By JOAN MCCOY
Leader staff writer
Cabot has lost its boomtown designation to Maumelle, a suburb of Little Rock that should soon get its own high school.
Cabot was called the state’s boomtown almost a year ago by a Little Rock company that provides marketing information to large retailers nationwide. At that time, Cabot was the third fastest-growing city in the state, but its continual growth in population over a 10-year period and 83-percent increase in household income over that same period had reached $98,555, an impressive number by most standards.
But this year, that same company, the Gadberry Group, says Cabot is sixth for growth in the state behind Maumelle, Bryant, Conway, Centerton and Lowell, and ahead of Rogers, Bentonville and Fayetteville.
The report, released Monday, says the number of households in Maumelle grew by 85 percent from 2000 to 2009.
It also found the average household income rose by nearly $28,000 to $100,701.
Cabot Mayor Eddie Joe Williams said Tuesday morning that he isn’t concerned that his city has moved down in ranking. Cabot is still doing well and building is on the rise since the stock of available houses has been sold down.
And perhaps more importantly, smaller homes for young families are again being built in Cabot. For at least five years the 1,200- to 1,400-square-foot houses have been built in Ward and Austin where land was less expensive.

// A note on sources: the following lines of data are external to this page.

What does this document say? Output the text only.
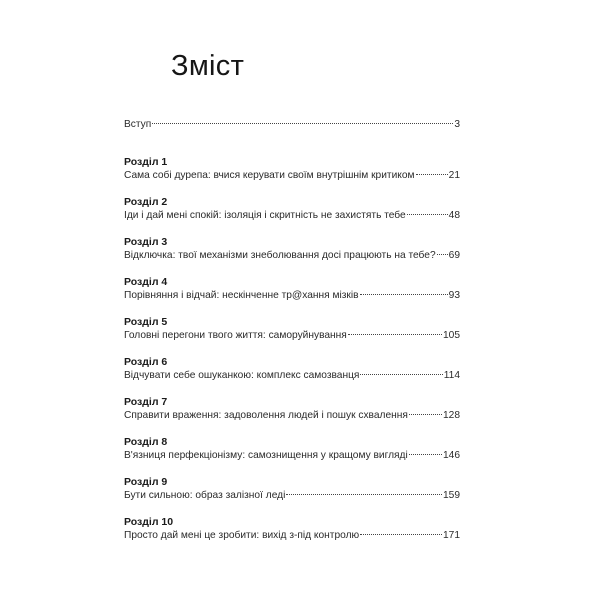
Зміст
Вступ	3
Розділ 1
Сама собі дурепа: вчися керувати своїм внутрішнім критиком	21
Розділ 2
Іди і дай мені спокій: ізоляція і скритність не захистять тебе	48
Розділ 3
Відключка: твої механізми знеболювання досі працюють на тебе? 69
Розділ 4
Порівняння і відчай: нескінченне тр@хання мізків	93
Розділ 5
Головні перегони твого життя: саморуйнування	105
Розділ 6
Відчувати себе ошуканкою: комплекс самозванця	114
Розділ 7
Справити враження: задоволення людей і пошук схвалення	128
Розділ 8
В'язниця перфекціонізму: самознищення у кращому вигляді	146
Розділ 9
Бути сильною: образ залізної леді	159
Розділ 10
Просто дай мені це зробити: вихід з-під контролю	171
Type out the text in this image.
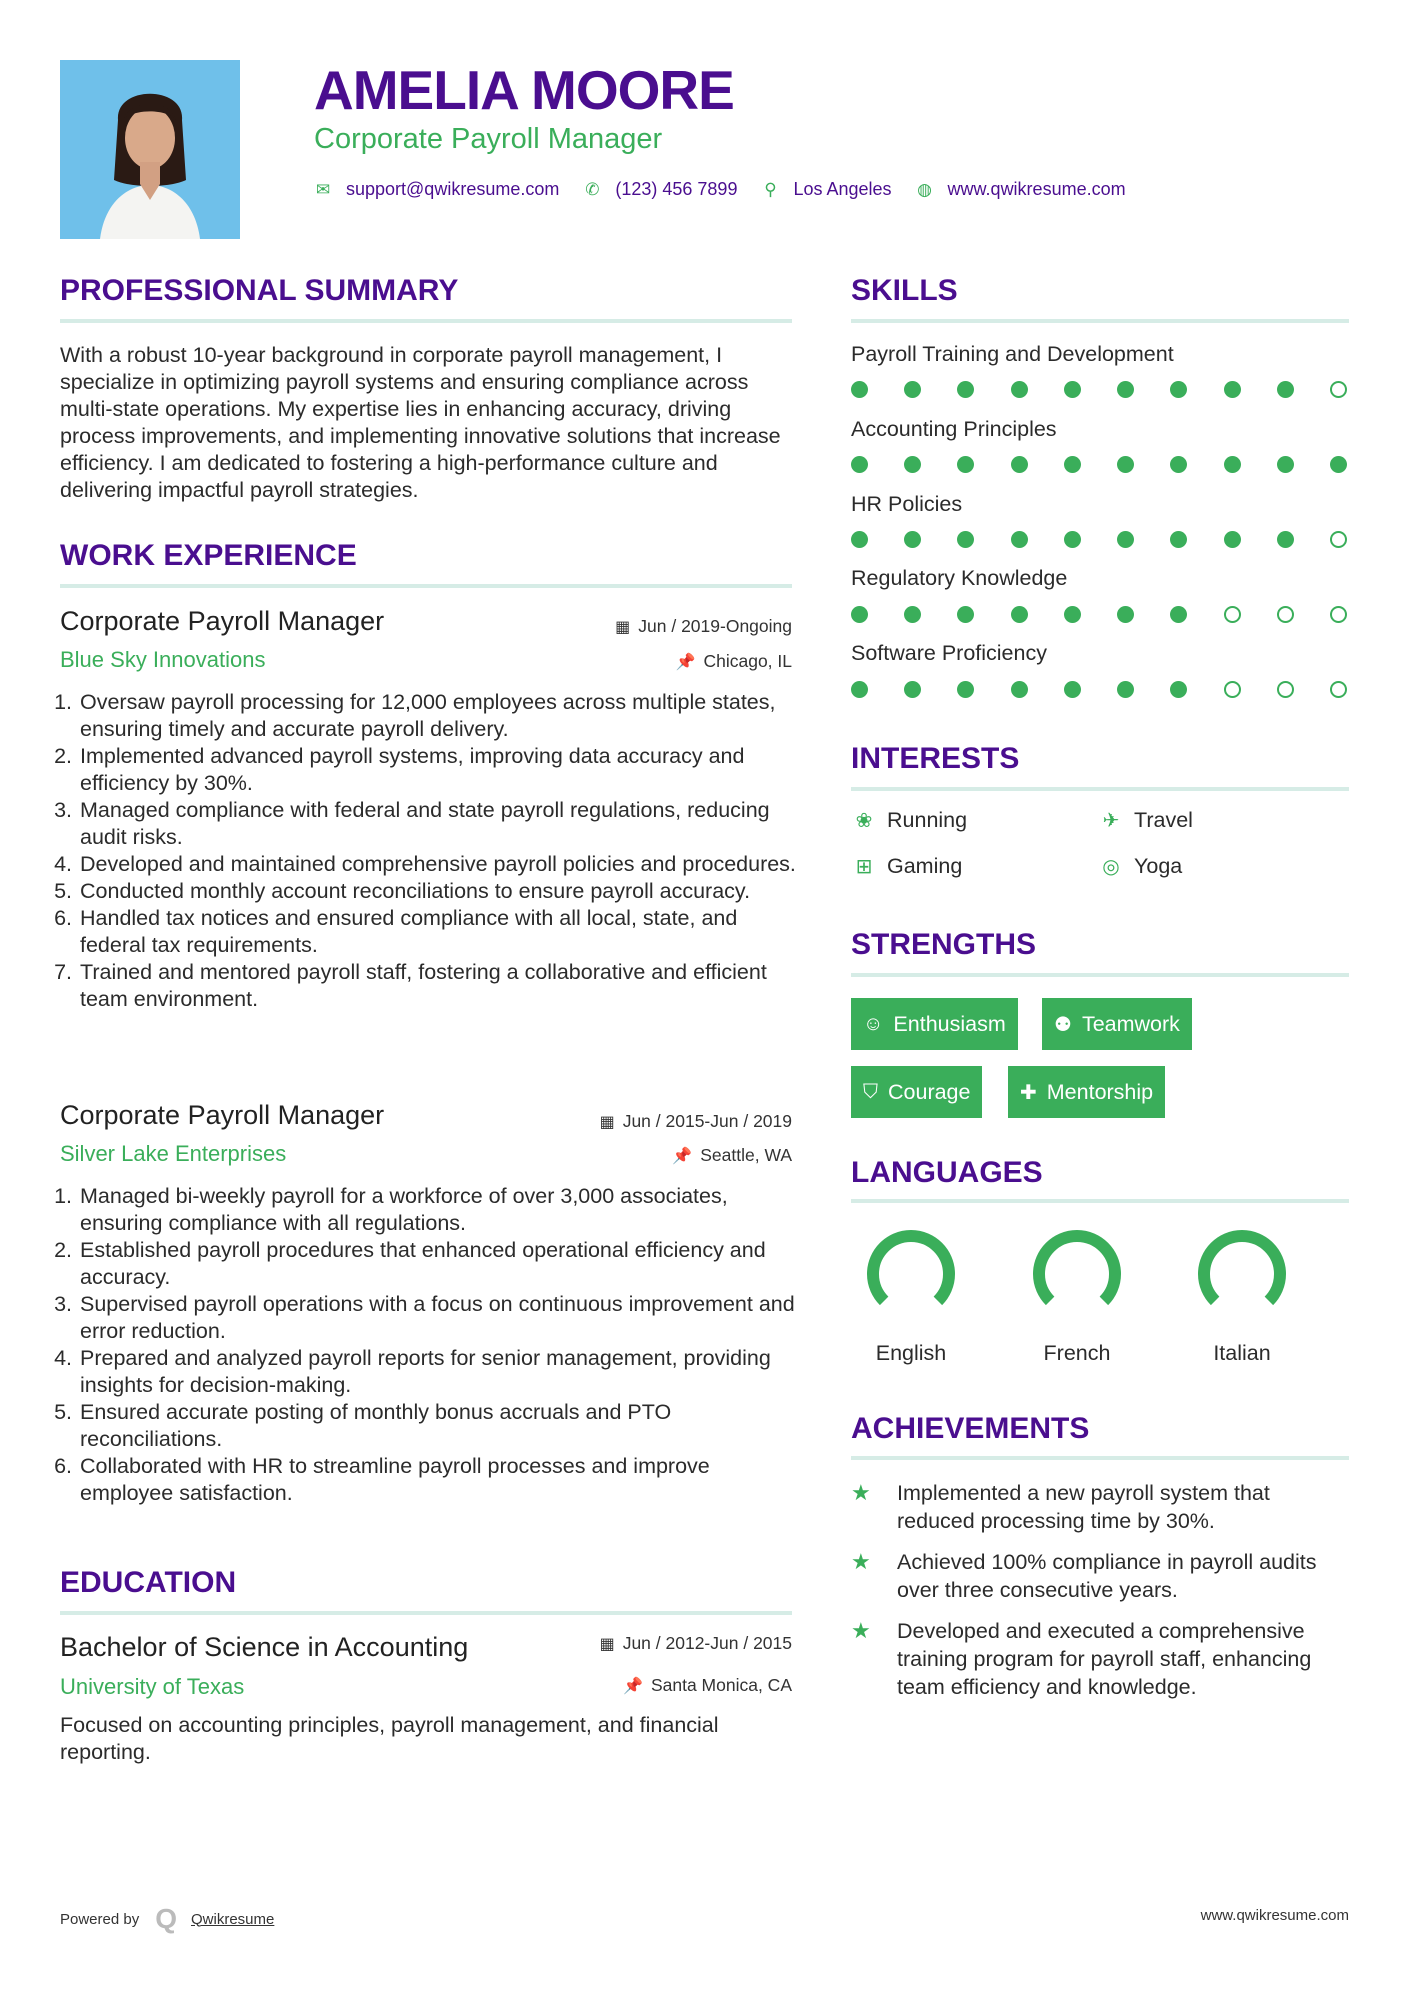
AMELIA MOORE
Corporate Payroll Manager
✉ support@qwikresume.com ✆ (123) 456 7899 ⚲ Los Angeles ◍ www.qwikresume.com
PROFESSIONAL SUMMARY
With a robust 10-year background in corporate payroll management, I specialize in optimizing payroll systems and ensuring compliance across multi-state operations. My expertise lies in enhancing accuracy, driving process improvements, and implementing innovative solutions that increase efficiency. I am dedicated to fostering a high-performance culture and delivering impactful payroll strategies.
WORK EXPERIENCE
Corporate Payroll Manager	▦ Jun / 2019-Ongoing
Blue Sky Innovations	📌 Chicago, IL
1. Oversaw payroll processing for 12,000 employees across multiple states, ensuring timely and accurate payroll delivery.
2. Implemented advanced payroll systems, improving data accuracy and efficiency by 30%.
3. Managed compliance with federal and state payroll regulations, reducing audit risks.
4. Developed and maintained comprehensive payroll policies and procedures.
5. Conducted monthly account reconciliations to ensure payroll accuracy.
6. Handled tax notices and ensured compliance with all local, state, and federal tax requirements.
7. Trained and mentored payroll staff, fostering a collaborative and efficient team environment.
Corporate Payroll Manager	▦ Jun / 2015-Jun / 2019
Silver Lake Enterprises	📌 Seattle, WA
1. Managed bi-weekly payroll for a workforce of over 3,000 associates, ensuring compliance with all regulations.
2. Established payroll procedures that enhanced operational efficiency and accuracy.
3. Supervised payroll operations with a focus on continuous improvement and error reduction.
4. Prepared and analyzed payroll reports for senior management, providing insights for decision-making.
5. Ensured accurate posting of monthly bonus accruals and PTO reconciliations.
6. Collaborated with HR to streamline payroll processes and improve employee satisfaction.
EDUCATION
Bachelor of Science in Accounting	▦ Jun / 2012-Jun / 2015
University of Texas	📌 Santa Monica, CA
Focused on accounting principles, payroll management, and financial reporting.
SKILLS
Payroll Training and Development
Accounting Principles
HR Policies
Regulatory Knowledge
Software Proficiency
INTERESTS
❀ Running	✈ Travel
⊞ Gaming	◎ Yoga
STRENGTHS
☺ Enthusiasm ⚉ Teamwork
⛉ Courage ✚ Mentorship
LANGUAGES
English	French	Italian
ACHIEVEMENTS
★	Implemented a new payroll system that reduced processing time by 30%.
★	Achieved 100% compliance in payroll audits over three consecutive years.
★	Developed and executed a comprehensive training program for payroll staff, enhancing team efficiency and knowledge.
Powered by Q Qwikresume	www.qwikresume.com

The high cost of land in Cabot was a deterrent to building starter homes. Instead, it has been used for many years as building sites for the homes of officers from Little Rock Air Force Base, who, like the Little Rock transplants who also have moved to Cabot by the thousands, were looking for good public schools for their children.
Those with jobs that paid less moved to Ward and Austin, which are also part of the Cabot School District.
But Williams said he is hopeful that the new subdivision of starter homes that is already under construction in Cabot is a sign of things to come, and that landowners are beginning to realize that they will have to lower their prices if they want their land to sell to developers.